You've got a blown fusible link that supplies power to the rad fan relay. Sometimes the links look fine when there really blown.

Shelbyz26
08-20-2007, 08:54 PM
Thanks man. It's pourin here now and I don't have a garage so if it lets up at all tomorrow I'll get that fixed.

Matt

Dave
08-20-2007, 09:39 PM
Or if youre lazy just run a toggle switch from a 12v power to a switch then to the fans power wire. ;)

turbovanmanČ
08-21-2007, 12:38 AM
Or if youre lazy just run a toggle switch from a 12v power to a switch then to the fans power wire. ;)
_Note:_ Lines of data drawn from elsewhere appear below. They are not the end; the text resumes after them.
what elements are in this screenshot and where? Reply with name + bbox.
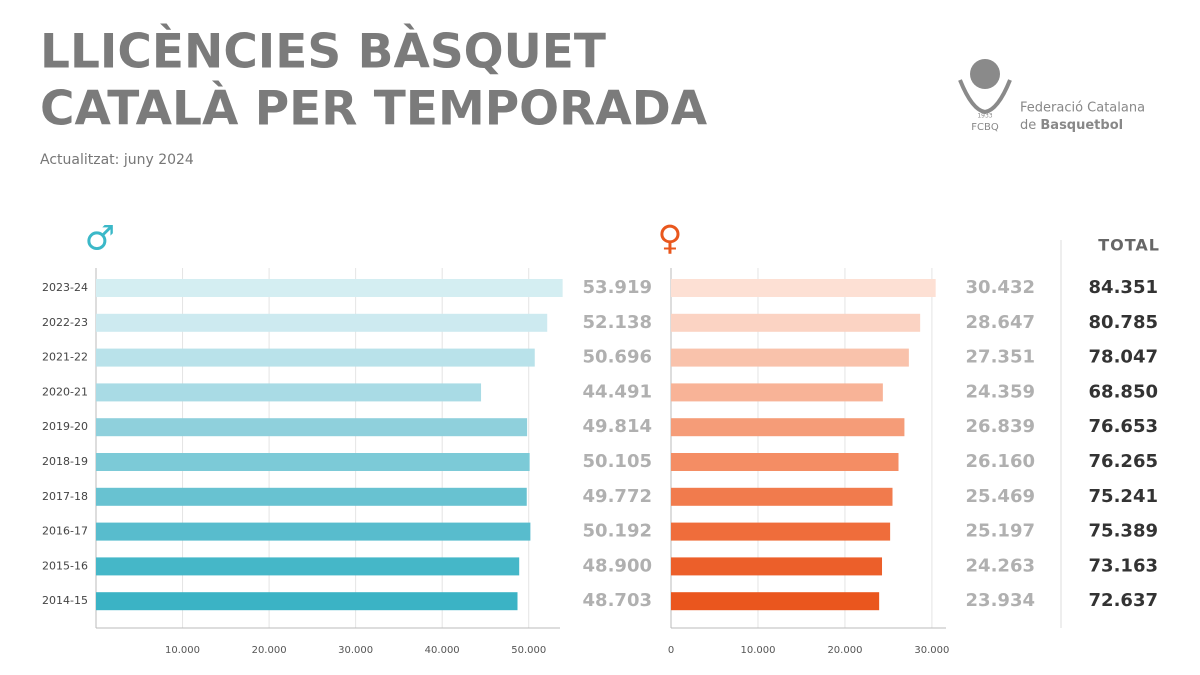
- x-tick-label: 20.000: [827, 645, 862, 656]
- legend-symbol: ♀: [658, 219, 683, 259]
- bar: [671, 557, 883, 576]
- value-label: 24.359: [966, 381, 1035, 402]
- category-label: 2023-24: [42, 281, 88, 294]
- category-label: 2020-21: [42, 385, 88, 398]
- category-label: 2019-20: [42, 420, 88, 433]
- total-value: 80.785: [1089, 312, 1158, 333]
- bar: [671, 383, 883, 402]
- logo-year: 1933: [977, 113, 992, 120]
- value-label: 50.105: [583, 451, 652, 472]
- value-label: 26.160: [966, 451, 1035, 472]
- value-label: 49.772: [583, 486, 652, 507]
- bar: [96, 279, 563, 297]
- x-tick-label: 40.000: [425, 645, 460, 656]
- title: LLICÈNCIES BÀSQUET: [40, 25, 606, 80]
- logo-ball: [970, 59, 1000, 89]
- value-label: 28.647: [966, 312, 1035, 333]
- value-label: 48.900: [583, 555, 652, 576]
- bar: [671, 348, 909, 367]
- category-label: 2015-16: [42, 559, 88, 572]
- total-value: 73.163: [1089, 555, 1158, 576]
- category-label: 2018-19: [42, 455, 88, 468]
- bar: [96, 383, 482, 402]
- bar: [671, 487, 893, 506]
- logo-name: de Basquetbol: [1020, 118, 1123, 133]
- value-label: 23.934: [966, 590, 1035, 611]
- bar: [671, 279, 936, 297]
- category-label: 2017-18: [42, 490, 88, 503]
- value-label: 30.432: [966, 277, 1035, 298]
- totals-header: TOTAL: [1098, 236, 1160, 255]
- logo: 1933 FCBQ Federació Catalana de Basquetb…: [958, 59, 1145, 133]
- total-value: 72.637: [1089, 590, 1158, 611]
- value-label: 50.696: [583, 347, 652, 368]
- category-label: 2014-15: [42, 594, 88, 607]
- value-label: 25.469: [966, 486, 1035, 507]
- x-tick-label: 20.000: [252, 645, 287, 656]
- value-label: 24.263: [966, 555, 1035, 576]
- bar: [671, 453, 899, 471]
- value-label: 25.197: [966, 521, 1035, 542]
- value-label: 48.703: [583, 590, 652, 611]
- category-label: 2021-22: [42, 351, 88, 364]
- title: CATALÀ PER TEMPORADA: [40, 82, 708, 137]
- total-value: 75.389: [1089, 521, 1158, 542]
- logo-name: de: [1020, 118, 1036, 133]
- x-tick-label: 50.000: [511, 645, 546, 656]
- bar: [96, 313, 548, 332]
- bar: [671, 313, 921, 332]
- total-value: 76.265: [1089, 451, 1158, 472]
- logo-name: Federació Catalana: [1020, 101, 1145, 116]
- bar: [96, 348, 535, 367]
- x-tick-label: 30.000: [914, 645, 949, 656]
- total-value: 76.653: [1089, 416, 1158, 437]
- value-label: 26.839: [966, 416, 1035, 437]
- bar: [96, 557, 520, 576]
- value-label: 49.814: [583, 416, 652, 437]
- total-value: 78.047: [1089, 347, 1158, 368]
- total-value: 68.850: [1089, 381, 1158, 402]
- bar: [96, 418, 528, 437]
- bar: [96, 592, 518, 611]
- bar: [671, 592, 880, 611]
- x-tick-label: 10.000: [165, 645, 200, 656]
- value-label: 52.138: [583, 312, 652, 333]
- total-value: 75.241: [1089, 486, 1158, 507]
- logo-name: Basquetbol: [1040, 118, 1123, 133]
- bar: [96, 522, 531, 541]
- bar: [96, 487, 527, 506]
- value-label: 53.919: [583, 277, 652, 298]
- subtitle: Actualitzat: juny 2024: [40, 152, 194, 168]
- category-label: 2022-23: [42, 316, 88, 329]
- total-value: 84.351: [1089, 277, 1158, 298]
- bar: [96, 453, 530, 471]
- bar: [671, 522, 891, 541]
- logo-arc: [958, 79, 1012, 115]
- bar: [671, 418, 905, 437]
- legend-symbol: ♂: [85, 219, 115, 259]
- value-label: 27.351: [966, 347, 1035, 368]
- x-tick-label: 10.000: [740, 645, 775, 656]
- x-tick-label: 0: [668, 645, 674, 656]
- value-label: 44.491: [583, 381, 652, 402]
- x-tick-label: 30.000: [338, 645, 373, 656]
- logo-short: FCBQ: [971, 122, 999, 133]
- value-label: 50.192: [583, 521, 652, 542]
- category-label: 2016-17: [42, 525, 88, 538]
Not really a good idea but an ok temp one.

Shelbyz26
08-21-2007, 09:39 AM
Haha...well to be honest I did think of doin that for awhile before I asked you guys since my other Z has a bad power wire to the starter and has to be coast/push started and is my DD. If car problems didn't come in multiples I wouldn't know what to do with myself...

Matt

Shelbyz26
08-21-2007, 04:41 PM
Well you guys definitely called it...fusible link. Found it about an hour ago, stripped the wire ends and it promptly started pouring again. Oh well at least I know where the problem is now. Thanks again guys.

Matt

Dave
08-22-2007, 12:27 AM
Way to call it, Simon! Glad to see you found it. :thumb:

Shelbyz26
08-22-2007, 10:53 AM
Hmm....well I have an unfortunate update. I eliminated the fusible link last night. Test drove the car and the fan cycled on fine and the overheating problem was gone. Drove the car for 2 hours with no problems. Woke up this morning, started the car, drove about half a mile and smelled burning wires. By the time I pulled off the car had shut off and smoke was pouring out from under the hood. All the wiring into both the A/C and fan relays is torched and it goes the entire way to the fan and A/C pigtails. Sooo my car is out of commission once again.....the saga continues

Matt

JeremyL
08-22-2007, 11:11 AM
Check the amperage draw on your fan & on your A/C clutch, I bet one is pulling too much current. I had that problem with another TD of mine one time. Luckily it just melted the plug at the relay & about 3 inches of wire. I changed out the fan for another one I had and spliced in a new section of wire & plug & the problem went away.

Turbodave
08-22-2007, 02:20 PM
Sounds like something is either shorting out or drawing a ton of current like Jeremy said. Fusible links don't usually blow unless something else in the system is messed up.

turbovanmanČ
08-22-2007, 03:11 PM
Hmm....well I have an unfortunate update. I eliminated the fusible link last night. Test drove the car and the fan cycled on fine and the overheating problem was gone. Drove the car for 2 hours with no problems. Woke up this morning, started the car, drove about half a mile and smelled burning wires. By the time I pulled off the car had shut off and smoke was pouring out from under the hood. All the wiring into both the A/C and fan relays is torched and it goes the entire way to the fan and A/C pigtails. Sooo my car is out of commission once again.....the saga continues

Matt

I know you know this now but NEVER delete a fuse or fusible link, you see what happens. I would venture to say your fan is fubar and drawing way to much amperage.

Shelbyz26
08-22-2007, 06:14 PM
Haha well yeah you could say that....where would I go about getting another fusible link?

turbovanmanČ
08-22-2007, 06:28 PM
Haha well yeah you could say that....where would I go about getting another fusible link?

Autoparts stores, electric supply places. You usually get it by the foot, something like $3 a ft or something silly.